Изменить размер шрифта - +

Научный мир воспринимал Колмогорова и Александрова как пару. Они стремились вместе работать, вместе отдыхали в санаториях Академии наук и вместе слали продуктовые посылки в осажденный Ленинград. В последнем интервью, записанном в 1983 году для биографического документального фильма, 80-летний Колмогоров попросил режиссера Александра Марутяна, чтобы изображение дома, где математик жил с Александровым, сопровождалось ре- минорным концертом Иоганна Себастьяна Баха для двух скрипок.

Так или иначе, невовлеченность Колмогорова в военные приготовления Советов позволила ученому направить свою немалую энергию на создание математического мира, который он рисовал в воображении еще в молодости. Колмогоров и Александров оба происходили из Лузитании, волшебной математической страны Николая Лузина, которую они хотели воссоздать на своей даче в подмосковной Комаровке. Туда они приглашали своих учеников для пеших и лыжных прогулок, прослушивания музыки и математических бесед. "Встречи нашей группы аспирантов <...> с Колмогоровым происходили почти по классическим греческим образцам, — читаем мы в мемуарах его учеников (воспоминаний о Колмогорове опубликовано множество; похоже, каждый, с ним контактировавший, хотел прибавить штрих к его портрету). — По лесу или по высокому извилистому берегу Клязьмы в окружении молодежи быстро шел пешком или на лыжах крепкий академик <...>. За ним спешили робкие ученики. Андрей Николаевич почти беспрестанно говорил, но, в отличие <...> от греков, о математике разговоров на прогулке было немного".
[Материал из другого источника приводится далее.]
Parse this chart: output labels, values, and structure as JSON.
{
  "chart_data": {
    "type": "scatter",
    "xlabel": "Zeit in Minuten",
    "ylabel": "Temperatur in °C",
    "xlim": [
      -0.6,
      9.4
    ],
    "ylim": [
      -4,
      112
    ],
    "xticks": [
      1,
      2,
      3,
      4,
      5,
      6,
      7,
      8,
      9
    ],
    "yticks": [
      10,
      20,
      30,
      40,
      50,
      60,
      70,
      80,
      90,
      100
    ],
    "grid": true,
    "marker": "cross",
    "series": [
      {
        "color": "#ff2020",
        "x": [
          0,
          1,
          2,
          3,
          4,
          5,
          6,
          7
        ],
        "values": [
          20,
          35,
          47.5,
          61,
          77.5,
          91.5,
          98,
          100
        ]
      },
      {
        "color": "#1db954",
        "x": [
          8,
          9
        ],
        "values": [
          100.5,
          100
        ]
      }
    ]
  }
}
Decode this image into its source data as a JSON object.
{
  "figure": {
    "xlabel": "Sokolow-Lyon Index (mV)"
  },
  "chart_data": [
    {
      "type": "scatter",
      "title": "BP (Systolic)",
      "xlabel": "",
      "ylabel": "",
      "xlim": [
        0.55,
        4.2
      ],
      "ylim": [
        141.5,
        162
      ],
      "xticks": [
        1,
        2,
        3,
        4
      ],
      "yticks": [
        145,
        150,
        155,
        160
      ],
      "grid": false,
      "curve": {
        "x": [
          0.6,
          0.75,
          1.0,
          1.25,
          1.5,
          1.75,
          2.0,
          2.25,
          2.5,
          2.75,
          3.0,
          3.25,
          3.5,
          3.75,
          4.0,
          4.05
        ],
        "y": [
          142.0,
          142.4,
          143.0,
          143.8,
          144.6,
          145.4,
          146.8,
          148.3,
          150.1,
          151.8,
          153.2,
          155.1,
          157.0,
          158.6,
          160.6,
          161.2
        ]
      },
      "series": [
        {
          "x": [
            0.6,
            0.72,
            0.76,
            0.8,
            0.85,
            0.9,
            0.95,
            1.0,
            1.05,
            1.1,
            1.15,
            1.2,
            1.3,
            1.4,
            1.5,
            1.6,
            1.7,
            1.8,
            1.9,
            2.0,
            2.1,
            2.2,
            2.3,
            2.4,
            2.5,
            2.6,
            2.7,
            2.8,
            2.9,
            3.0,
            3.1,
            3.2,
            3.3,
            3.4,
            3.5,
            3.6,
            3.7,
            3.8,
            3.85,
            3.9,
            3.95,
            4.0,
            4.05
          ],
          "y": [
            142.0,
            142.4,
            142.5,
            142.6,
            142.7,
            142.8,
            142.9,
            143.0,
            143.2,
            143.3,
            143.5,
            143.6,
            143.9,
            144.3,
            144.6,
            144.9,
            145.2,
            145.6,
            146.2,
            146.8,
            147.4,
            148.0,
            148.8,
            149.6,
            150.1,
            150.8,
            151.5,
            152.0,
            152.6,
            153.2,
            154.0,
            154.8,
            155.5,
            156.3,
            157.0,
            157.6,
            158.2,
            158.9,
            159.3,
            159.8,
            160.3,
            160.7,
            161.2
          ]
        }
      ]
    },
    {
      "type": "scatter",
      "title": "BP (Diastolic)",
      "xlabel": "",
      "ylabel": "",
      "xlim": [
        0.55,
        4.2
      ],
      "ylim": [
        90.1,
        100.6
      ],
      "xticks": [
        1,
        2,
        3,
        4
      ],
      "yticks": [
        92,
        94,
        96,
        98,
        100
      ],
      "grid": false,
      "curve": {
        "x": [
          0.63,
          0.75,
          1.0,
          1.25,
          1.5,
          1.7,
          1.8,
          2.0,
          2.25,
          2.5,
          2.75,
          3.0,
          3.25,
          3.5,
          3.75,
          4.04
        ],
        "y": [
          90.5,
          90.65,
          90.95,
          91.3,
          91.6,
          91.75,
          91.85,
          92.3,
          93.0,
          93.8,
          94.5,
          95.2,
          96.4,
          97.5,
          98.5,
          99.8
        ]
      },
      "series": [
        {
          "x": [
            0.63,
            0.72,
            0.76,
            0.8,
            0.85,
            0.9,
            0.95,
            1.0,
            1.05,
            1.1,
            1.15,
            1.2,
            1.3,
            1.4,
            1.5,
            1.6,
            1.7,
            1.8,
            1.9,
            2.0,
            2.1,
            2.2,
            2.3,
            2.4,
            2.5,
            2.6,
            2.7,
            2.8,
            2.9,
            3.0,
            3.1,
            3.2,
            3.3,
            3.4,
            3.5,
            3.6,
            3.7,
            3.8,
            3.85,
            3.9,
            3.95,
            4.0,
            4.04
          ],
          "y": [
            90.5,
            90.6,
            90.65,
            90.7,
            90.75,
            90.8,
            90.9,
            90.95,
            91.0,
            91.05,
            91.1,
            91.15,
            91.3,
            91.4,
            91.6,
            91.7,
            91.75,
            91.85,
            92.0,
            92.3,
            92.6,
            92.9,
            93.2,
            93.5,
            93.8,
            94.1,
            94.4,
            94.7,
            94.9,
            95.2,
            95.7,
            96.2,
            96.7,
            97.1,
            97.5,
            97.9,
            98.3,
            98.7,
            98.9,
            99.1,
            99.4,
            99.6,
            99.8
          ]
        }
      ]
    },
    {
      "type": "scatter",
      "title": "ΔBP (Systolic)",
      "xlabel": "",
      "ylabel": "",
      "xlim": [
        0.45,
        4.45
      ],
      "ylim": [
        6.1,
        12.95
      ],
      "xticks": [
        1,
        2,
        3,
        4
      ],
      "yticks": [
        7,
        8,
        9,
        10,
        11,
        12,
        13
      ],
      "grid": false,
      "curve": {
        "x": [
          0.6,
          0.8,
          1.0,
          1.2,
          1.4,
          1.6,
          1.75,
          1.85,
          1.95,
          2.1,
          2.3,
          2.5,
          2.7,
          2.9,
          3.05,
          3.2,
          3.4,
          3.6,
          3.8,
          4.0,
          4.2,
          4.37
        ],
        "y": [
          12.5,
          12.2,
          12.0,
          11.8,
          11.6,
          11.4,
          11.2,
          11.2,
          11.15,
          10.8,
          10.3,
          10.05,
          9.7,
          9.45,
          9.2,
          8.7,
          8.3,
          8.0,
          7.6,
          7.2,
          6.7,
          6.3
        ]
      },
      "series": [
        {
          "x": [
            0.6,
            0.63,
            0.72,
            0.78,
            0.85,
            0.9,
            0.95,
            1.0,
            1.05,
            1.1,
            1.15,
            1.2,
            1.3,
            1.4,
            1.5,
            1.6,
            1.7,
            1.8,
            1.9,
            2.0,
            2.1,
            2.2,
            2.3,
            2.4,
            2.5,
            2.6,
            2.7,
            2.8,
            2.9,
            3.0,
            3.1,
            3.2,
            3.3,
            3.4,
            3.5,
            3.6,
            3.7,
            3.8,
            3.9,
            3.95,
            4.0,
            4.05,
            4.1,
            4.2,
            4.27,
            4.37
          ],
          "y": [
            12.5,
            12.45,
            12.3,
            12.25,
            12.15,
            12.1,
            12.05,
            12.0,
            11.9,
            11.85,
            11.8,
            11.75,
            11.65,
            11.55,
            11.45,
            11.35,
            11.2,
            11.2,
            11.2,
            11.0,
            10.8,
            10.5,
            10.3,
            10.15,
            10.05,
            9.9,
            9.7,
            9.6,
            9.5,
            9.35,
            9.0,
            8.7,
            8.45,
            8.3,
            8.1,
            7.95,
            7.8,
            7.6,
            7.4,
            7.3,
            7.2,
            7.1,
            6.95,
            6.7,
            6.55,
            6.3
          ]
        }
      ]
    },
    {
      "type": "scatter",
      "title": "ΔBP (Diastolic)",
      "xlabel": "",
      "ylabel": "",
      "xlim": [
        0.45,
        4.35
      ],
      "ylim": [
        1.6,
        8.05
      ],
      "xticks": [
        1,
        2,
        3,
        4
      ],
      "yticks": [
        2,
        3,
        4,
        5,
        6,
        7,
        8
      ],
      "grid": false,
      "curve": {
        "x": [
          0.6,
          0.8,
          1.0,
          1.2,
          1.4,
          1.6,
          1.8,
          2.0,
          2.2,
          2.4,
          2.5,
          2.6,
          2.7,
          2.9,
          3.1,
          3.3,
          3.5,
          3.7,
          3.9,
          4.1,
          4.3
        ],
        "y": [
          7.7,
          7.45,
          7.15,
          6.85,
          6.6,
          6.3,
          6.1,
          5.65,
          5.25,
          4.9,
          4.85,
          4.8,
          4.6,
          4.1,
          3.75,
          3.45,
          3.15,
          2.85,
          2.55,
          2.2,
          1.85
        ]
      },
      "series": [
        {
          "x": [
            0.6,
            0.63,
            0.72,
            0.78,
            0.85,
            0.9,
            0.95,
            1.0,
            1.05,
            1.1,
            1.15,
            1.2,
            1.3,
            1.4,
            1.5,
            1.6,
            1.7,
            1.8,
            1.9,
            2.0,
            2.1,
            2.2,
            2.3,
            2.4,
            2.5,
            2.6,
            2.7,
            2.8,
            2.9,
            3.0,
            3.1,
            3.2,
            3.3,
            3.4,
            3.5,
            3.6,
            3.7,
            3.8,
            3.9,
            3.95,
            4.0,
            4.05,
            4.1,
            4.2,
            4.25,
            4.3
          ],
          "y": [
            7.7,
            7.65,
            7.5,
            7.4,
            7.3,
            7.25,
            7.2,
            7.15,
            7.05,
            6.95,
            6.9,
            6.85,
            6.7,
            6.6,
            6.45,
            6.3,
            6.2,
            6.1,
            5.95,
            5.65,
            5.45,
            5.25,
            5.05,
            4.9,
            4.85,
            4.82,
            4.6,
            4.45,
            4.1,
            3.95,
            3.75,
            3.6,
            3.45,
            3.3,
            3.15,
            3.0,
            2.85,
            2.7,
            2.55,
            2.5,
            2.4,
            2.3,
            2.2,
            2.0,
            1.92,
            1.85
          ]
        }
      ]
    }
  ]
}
Колмогоров считал, что математик, стремящийся стать великим, должен понимать толк в музыке, живописи и поэзии. Не менее важным было физическое здоровье. Другой ученик Колмогорова вспоминал, как тот похвалил его за победу в соревновании по классической борьбе.

Разнородные идеи, оказавшие влияние на представление Андрея Колмогорова о том, как должна быть устроена хорошая математическая школа, показались бы необычными везде, а в СССР середины XX века это было что-то совсем невероятное.

Колмогоров происходил из богатой русской семьи, которая устроила в своем доме под Ярославлем маленькую частную школу. В школе издавался журнал "Весенние ласточки", в котором сотрудничал маленький Андрей Колмогоров, публиковавший придуманные им арифметические задачи. Вот, например, задача, которую он сочинил в пятилетнем возрасте: "Имеется пуговица с четырьмя дырочками. Для ее закрепления достаточно протянуть нить по крайней мере через две дырочки. Сколькими способами можно закрепить пуговицу?" (Попробуйте на досуге сами ответить на этот вопрос. Я знаю двух профессиональных математиков — оба, кстати, ученики Колмогорова, — которые пришли к двум различным мнениям.)

В 1922 году девятнадцатилетний Колмогоров — студент Московского университета, талантливый начинающий математик — начал работать в Потылихской опытно-показательной школе Наркомпроса в Москве. Любопытно, что эта экспериментальная школа была устроена отчасти по образцу знаменитой нью-йоркской Дальтонской школы (ее обессмертил режиссер Вуди Аллен в фильме "Манхэттен").

Дальтон-план был принят и в школе, в которой Колмогоров преподавал физику и математику. Он предусматривал индивидуальный план работы ученика. Ребенок самостоятельно составлял месячную программу занятий. "Каждый школьник большую часть школьного времени проводил за своим столиком, шел в <...> библиотечки вынуть нужную книжку, что- нибудь писал, — вспоминал Колмогоров в своем последнем интервью? — А преподаватель сидел в уголке, читал, и школьники подходили по очереди, показывали, что они сделали". Эту картину — учитель, молча сидящий в углу, — десятилетия спустя можно будет увидеть на занятиях математических кружков.

Это был чисто мужской клуб. Колмогоров отзывался о своих учениках "мои мальчики".